Sustainability: Paper Recovery & Recycling

In NZ, just 58% of the paper and paperboard consumed is recycled every year yet it is one of the most recycled of all materials. The NZ paper value chain is committed to maximising paper recycling rates, reducing barriers that hamper the ability to recycle paper.

Recycling paper is the most eco-efficient waste management option, and the use of recycled fibres complements the need for virgin wood fibre to meet societal demand for paper and board products.


Increase Paper Recycling

The paper recycling process starts with you. Once you have consumed a paper product, it can be placed in the recycling bin and collected alongside other used paper products from businesses, households and offices.

In 2020, Australia recycled 87% of all paper and paperboard consumed, making Australia the paper recycling champion with the highest rate globally.


Recycling Lifespan

Paper cannot be recycled indefinitely as the fibres get too short and worn out to be useful. Also, production cannot be based on 100% recycled fibre as 100% consumption cannot be collected (eg. Sanitary products, insulation use, etc). 
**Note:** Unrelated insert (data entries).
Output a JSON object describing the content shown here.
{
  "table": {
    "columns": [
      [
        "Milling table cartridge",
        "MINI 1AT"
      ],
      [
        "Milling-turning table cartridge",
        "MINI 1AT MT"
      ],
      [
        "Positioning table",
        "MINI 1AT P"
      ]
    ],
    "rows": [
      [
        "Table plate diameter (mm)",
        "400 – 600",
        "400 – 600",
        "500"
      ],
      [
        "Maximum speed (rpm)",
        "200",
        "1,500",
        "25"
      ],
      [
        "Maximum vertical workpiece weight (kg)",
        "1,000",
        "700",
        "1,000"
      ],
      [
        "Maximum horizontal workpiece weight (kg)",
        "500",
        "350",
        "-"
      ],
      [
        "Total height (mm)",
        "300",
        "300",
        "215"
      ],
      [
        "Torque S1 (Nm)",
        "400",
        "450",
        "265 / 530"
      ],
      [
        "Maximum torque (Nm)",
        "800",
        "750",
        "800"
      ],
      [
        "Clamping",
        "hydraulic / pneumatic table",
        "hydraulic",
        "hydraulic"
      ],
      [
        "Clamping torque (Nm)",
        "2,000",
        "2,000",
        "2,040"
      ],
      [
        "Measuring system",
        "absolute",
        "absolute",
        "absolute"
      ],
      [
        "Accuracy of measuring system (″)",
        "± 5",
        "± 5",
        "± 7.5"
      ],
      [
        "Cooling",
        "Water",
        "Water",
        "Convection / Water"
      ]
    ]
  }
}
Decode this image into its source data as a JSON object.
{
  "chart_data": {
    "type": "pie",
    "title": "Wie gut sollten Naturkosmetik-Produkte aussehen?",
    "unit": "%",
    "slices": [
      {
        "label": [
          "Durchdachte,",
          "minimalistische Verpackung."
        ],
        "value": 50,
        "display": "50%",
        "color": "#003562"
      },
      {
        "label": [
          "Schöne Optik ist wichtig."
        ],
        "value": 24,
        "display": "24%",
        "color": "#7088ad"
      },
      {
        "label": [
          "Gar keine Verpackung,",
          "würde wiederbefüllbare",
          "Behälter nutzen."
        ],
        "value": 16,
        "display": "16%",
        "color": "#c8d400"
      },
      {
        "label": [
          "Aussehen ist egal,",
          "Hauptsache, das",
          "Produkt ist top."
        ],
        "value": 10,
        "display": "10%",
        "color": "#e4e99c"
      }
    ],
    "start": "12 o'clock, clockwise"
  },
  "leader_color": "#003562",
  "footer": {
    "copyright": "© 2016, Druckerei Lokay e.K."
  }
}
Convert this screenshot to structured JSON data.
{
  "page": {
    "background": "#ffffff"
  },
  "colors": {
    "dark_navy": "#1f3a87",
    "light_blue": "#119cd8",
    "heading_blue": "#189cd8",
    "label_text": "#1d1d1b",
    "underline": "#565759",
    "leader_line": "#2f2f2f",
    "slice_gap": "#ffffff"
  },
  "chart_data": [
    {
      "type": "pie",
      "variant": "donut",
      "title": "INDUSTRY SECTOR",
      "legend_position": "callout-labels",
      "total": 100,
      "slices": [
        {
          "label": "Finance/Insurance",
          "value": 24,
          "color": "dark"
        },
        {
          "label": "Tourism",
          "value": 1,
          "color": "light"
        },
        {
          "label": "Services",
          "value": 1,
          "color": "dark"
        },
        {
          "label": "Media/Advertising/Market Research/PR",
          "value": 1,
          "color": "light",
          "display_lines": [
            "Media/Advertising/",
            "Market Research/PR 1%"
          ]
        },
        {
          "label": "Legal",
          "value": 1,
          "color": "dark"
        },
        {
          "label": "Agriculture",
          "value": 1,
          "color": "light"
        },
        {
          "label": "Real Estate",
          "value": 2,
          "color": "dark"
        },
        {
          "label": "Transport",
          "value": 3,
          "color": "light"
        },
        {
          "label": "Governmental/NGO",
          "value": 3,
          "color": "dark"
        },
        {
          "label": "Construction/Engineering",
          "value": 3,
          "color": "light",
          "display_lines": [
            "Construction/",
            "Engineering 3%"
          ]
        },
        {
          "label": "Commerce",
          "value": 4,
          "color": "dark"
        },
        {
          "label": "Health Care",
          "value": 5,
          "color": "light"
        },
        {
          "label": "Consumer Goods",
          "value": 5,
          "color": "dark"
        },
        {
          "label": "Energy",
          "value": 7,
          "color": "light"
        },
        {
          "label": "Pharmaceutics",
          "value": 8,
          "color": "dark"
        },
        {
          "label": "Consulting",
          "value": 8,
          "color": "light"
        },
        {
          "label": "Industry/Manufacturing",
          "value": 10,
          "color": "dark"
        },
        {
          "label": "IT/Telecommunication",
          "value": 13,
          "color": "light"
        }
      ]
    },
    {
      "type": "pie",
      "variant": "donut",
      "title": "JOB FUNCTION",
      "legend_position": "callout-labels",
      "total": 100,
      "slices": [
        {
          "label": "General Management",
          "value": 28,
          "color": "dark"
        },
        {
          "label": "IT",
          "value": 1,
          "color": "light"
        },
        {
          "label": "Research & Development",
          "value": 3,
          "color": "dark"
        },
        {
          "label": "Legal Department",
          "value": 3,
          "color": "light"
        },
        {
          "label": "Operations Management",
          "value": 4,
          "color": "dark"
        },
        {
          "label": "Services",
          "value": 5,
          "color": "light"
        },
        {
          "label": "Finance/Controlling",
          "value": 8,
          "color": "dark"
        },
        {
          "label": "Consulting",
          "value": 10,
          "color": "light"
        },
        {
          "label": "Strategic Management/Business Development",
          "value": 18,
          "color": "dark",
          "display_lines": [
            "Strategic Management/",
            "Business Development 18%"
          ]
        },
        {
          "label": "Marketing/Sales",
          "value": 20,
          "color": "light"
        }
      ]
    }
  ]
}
The cycle must therefore constantly be refilled with new strong virgin fibres from sustainably managed forests.


An Essential Raw Material

To maintain quality, it is important that paper is collected separately from other materials. It can be sorted and graded to determine the end uses for which it will be suitable.

The recovered paper is then mixed with water so that the fibres can be recovered. During this process, contaminants are removed, the fibres cleaned and, if necessary, ink is removed.

The resulting pulp may then be used to produce 100% recycled paper, or mixed with virgin fibre.


The paper making process is a sustainable cycle. Recyclability is one of the key environmental benefits of cellulose fibres, together with renewability, biodegradability y and CO2 mitigating role of sustainably managed forests.